Mme Dupuis-Blanchard précise que le Programme extra-mural semble répondre extrêmement bien aux besoins médicaux des personnes âgées en milieu rural.

Foyers de soins: seulement en cas de nécessité

Archives

Le gérontologue et psychanalyste Valois Robichaud estime que les résidents des foyers de soins du Nouveau-Brunswick voient trop souvent leur dignité bafouée. Il plaide pour le vieillissement à domicile, jugeant toutefois utopique sa généralisation à tous les aînés.

«Des gens portent des couches parce qu’on ne peut pas les accompagner à la toilette comme ils le souhaiteraient. Qu’est-ce qui est plus déshumanisant que ça?», interroge le Dr Robichaud à propos des foyers de soins.

L’expert ajoute que les confinements imposés pendant la pandémie de COVID-19 ont placé les personnes âgées hébergés dans ces établissements dans un état de solitude inouï.
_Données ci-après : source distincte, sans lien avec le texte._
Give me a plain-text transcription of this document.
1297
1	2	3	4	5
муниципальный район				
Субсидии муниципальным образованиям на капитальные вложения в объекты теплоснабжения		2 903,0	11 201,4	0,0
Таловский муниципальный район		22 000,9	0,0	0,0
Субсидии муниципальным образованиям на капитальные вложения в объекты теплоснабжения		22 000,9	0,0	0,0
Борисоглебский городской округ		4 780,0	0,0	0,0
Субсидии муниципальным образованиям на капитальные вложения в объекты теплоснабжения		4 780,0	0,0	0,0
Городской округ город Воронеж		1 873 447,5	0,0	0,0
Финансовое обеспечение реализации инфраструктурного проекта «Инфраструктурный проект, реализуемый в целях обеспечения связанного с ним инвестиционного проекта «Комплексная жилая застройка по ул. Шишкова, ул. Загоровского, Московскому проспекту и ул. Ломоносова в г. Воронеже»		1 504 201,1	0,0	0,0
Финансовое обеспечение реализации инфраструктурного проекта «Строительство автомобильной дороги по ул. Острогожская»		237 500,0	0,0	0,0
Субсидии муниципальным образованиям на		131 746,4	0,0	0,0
Il ajoute qu’elles ont subi des risques accrus à cause de la promiscuité.

«Évidemment que les gens ne veulent pas aller dans ces institutions!», s’exclame-t-il.

Dignité humaine

Le Dr Robichaud pense qu’en créant les foyers de soins, la société néo-brunswickoise a oublié la dignité humaine, même s’ils rassurent les enfants incapables de s’occuper de leurs parents.

«J’ai beaucoup aimé l’article de Peter Janssen», exprime-t-il par conséquent à propos de la tribune d’un gérontologue belge dans le journal De Standaard.

Pendant la pandémie, ce spécialiste européen a avancé que les institutions pour personnes âgées de l’ensemble du monde occidental sont indignes, inadaptées et arriérées.

«Moyennant des investissements massifs dans les soins préventifs et les services infirmiers à domicile, nous pourrions offrir une deuxième option valable», a-t-il préconisé.

L’économiste néo-brunswickois, Richard Saillant, précise que l’État compenserait cette dépense par des économies subséquentes.

«Si notre société a le désir de dépenser davantage pour que les aînés vieillissent en dignité, il y a de la flexibilité», assure-t-il.

Le gérontologue et psychanalyste, Valois Robichaud, plaide pour le vieillissement à domicile. – Archives

Le Dr Robichaud plaide aussi pour l’aide au vieillissement à domicile.

«Ce qui est plus humain, c’est quand une personne peut vivre dans son histoire et un espace dont elle connaît les repères», explique-t-il.

Le gérontologue suggère qu’un répertoire de différents types de professionnels facilement joignables soit mis à la disposition des familles. Il souligne que des services pluridisciplinaires existent déjà, comme le Centre de Bénévolat de la Péninsule acadienne et la Polyclinique Isabelle-sur-Mer de Bas-Caraquet.

«L’hôpital serait là pour l’immédiateté du curatif et la maison serait l’endroit pour traiter les maladies chroniques», avance-t-il.

Le Dr Robichaud affirme toutefois que les foyers de soins resteront nécessaires pour une partie des personnes âgées.

«Le maintien à domicile ne pourra pas accompagner les cas très lourds qui nécessitent des accessoires d’aide à la respiration, des intraveineuses et des vérifications des signes vitaux», détaille-t-il.